The ‘gold standard’ method to study in vivo protein-RNA interactions is by UV cross-linking and immunoprecipitation (CLIP) coupled with high-throughput RNA sequencing. UV irradiation covalently links protein-RNA complexes, enabling robust recovery of interacting RNAs by immunoprecipitation (IP). Recovered RNAs are processed into libraries for high-throughput sequencing. Subsequent analysis of CLIP libraries can yield information regarding the positional distribution of the RBP throughout the transcriptome at nucleotide resolution. In order to address the objectives outlined above, we were required to capture early RNP dynamics, however, current CLIP protocols do not provide the resolution necessary as they only capture steady state protein-RNA interactions. For this purpose, we developed temporal individual resolution CLIP (tiCLIP), which combines transient transcriptional synchronisation of RNAPII followed by UV cross-linking and immunoprecipitation of samples at serial timepoints (Fig1B).

I implemented the tiCLIP protocol on ALYREF, PHAX, CBP20, CBP80 and RBM7. After leveraging the tiCLIP positional data across all transcription units (genes) I found that the CBC-cofactors (ALYREF, RBM7 and PHAX) all displayed similar co-transcriptional RNA binding profiles. Importantly, these RNA binding profiles are common to all RNAPII transcripts and progress temporally through genes at the speed of transcription, indicating that the CBC-cofactors rapidly sample the emerging transcript. Thereafter, stable association to defined RNA elements or gene structures is triggered by RNA metabolic events, such as splicing. More specifically, I utilised the first and second transesterfication reactions that occur during splicing as a molecular yard stick, and could temporally separate the stable association of ALYREF and RBM7 with nascent transcripts.
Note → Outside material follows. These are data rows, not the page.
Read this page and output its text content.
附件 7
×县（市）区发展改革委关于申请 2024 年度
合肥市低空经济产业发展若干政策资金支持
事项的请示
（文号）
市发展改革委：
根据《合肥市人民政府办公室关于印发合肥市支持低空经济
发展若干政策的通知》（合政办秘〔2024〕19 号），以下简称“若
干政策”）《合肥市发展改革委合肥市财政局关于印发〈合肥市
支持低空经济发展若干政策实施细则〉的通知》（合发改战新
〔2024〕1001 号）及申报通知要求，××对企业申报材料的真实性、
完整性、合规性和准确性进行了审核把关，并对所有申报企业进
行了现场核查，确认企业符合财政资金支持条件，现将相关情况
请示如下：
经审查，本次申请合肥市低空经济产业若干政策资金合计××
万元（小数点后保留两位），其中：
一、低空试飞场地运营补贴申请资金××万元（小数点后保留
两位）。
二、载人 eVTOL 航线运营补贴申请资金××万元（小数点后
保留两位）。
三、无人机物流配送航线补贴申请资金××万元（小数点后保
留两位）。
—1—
Unexpectedly from these analyses, I found that the CBC component CBP80 whilst found enriched at the 5’ end of transcripts, could also be found downstream inside transcription units and behaved more like the CBC-cofactors sampling the elongating nascent transcript, which indicates that the protein components of the CBC may not associate with RNA in a strictly similar manner.

These data have been presented at 6 international conferences including 2 oral presentation. Both the research findings and methodology are currently being prepared as separate manuscripts for submission at peer-reviewed journals.
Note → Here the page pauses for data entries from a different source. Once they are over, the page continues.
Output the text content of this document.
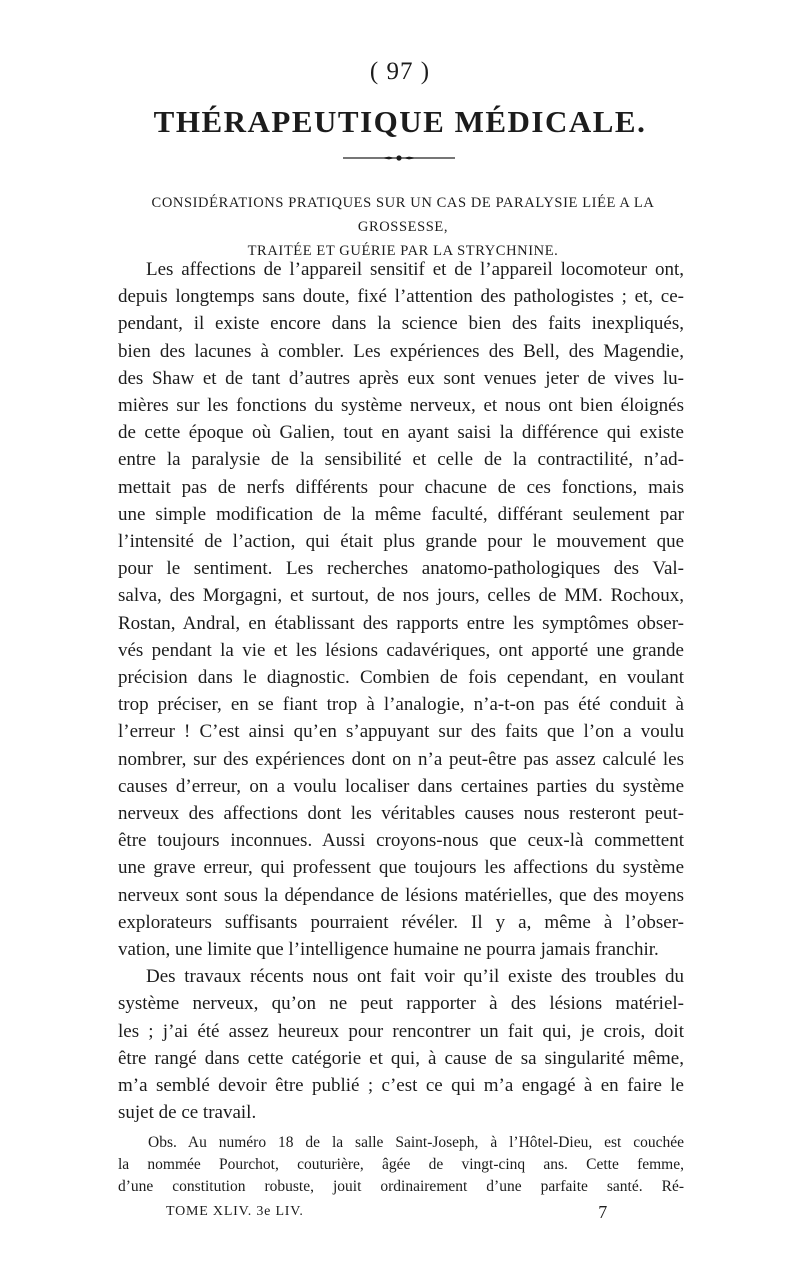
( 97 )
THÉRAPEUTIQUE MÉDICALE.
CONSIDÉRATIONS PRATIQUES SUR UN CAS DE PARALYSIE LIÉE A LA GROSSESSE,
TRAITÉE ET GUÉRIE PAR LA STRYCHNINE.
Les affections de l’appareil sensitif et de l’appareil locomoteur ont,
depuis longtemps sans doute, fixé l’attention des pathologistes ; et, ce-
pendant, il existe encore dans la science bien des faits inexpliqués,
bien des lacunes à combler. Les expériences des Bell, des Magendie,
des Shaw et de tant d’autres après eux sont venues jeter de vives lu-
mières sur les fonctions du système nerveux, et nous ont bien éloignés
de cette époque où Galien, tout en ayant saisi la différence qui existe
entre la paralysie de la sensibilité et celle de la contractilité, n’ad-
mettait pas de nerfs différents pour chacune de ces fonctions, mais
une simple modification de la même faculté, différant seulement par
l’intensité de l’action, qui était plus grande pour le mouvement que
pour le sentiment. Les recherches anatomo-pathologiques des Val-
salva, des Morgagni, et surtout, de nos jours, celles de MM. Rochoux,
Rostan, Andral, en établissant des rapports entre les symptômes obser-
vés pendant la vie et les lésions cadavériques, ont apporté une grande
précision dans le diagnostic. Combien de fois cependant, en voulant
trop préciser, en se fiant trop à l’analogie, n’a-t-on pas été conduit à
l’erreur ! C’est ainsi qu’en s’appuyant sur des faits que l’on a voulu
nombrer, sur des expériences dont on n’a peut-être pas assez calculé les
causes d’erreur, on a voulu localiser dans certaines parties du système
nerveux des affections dont les véritables causes nous resteront peut-
être toujours inconnues. Aussi croyons-nous que ceux-là commettent
une grave erreur, qui professent que toujours les affections du système
nerveux sont sous la dépendance de lésions matérielles, que des moyens
explorateurs suffisants pourraient révéler. Il y a, même à l’obser-
vation, une limite que l’intelligence humaine ne pourra jamais franchir.
Des travaux récents nous ont fait voir qu’il existe des troubles du
système nerveux, qu’on ne peut rapporter à des lésions matériel-
les ; j’ai été assez heureux pour rencontrer un fait qui, je crois, doit
être rangé dans cette catégorie et qui, à cause de sa singularité même,
m’a semblé devoir être publié ; c’est ce qui m’a engagé à en faire le
sujet de ce travail.
Obs. Au numéro 18 de la salle Saint-Joseph, à l’Hôtel-Dieu, est couchée
la nommée Pourchot, couturière, âgée de vingt-cinq ans. Cette femme,
d’une constitution robuste, jouit ordinairement d’une parfaite santé. Ré-
TOME XLIV. 3e LIV.	7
I have captured the co-transcriptional RNA binding profiles of selected factors at a temporal resolution not previously achieved. Critical check points undertaken by the cell to determine the fate of an RNA happen during the early phases of transcription. The novel tiCLIP approach described here enables assessment of these early steps. In addition, tiCLIP could also easily be applied more generally to understand how dynamic protein-RNA interaction networks are rapidly rewired in response to a genotoxic/cellular stress or molecular event.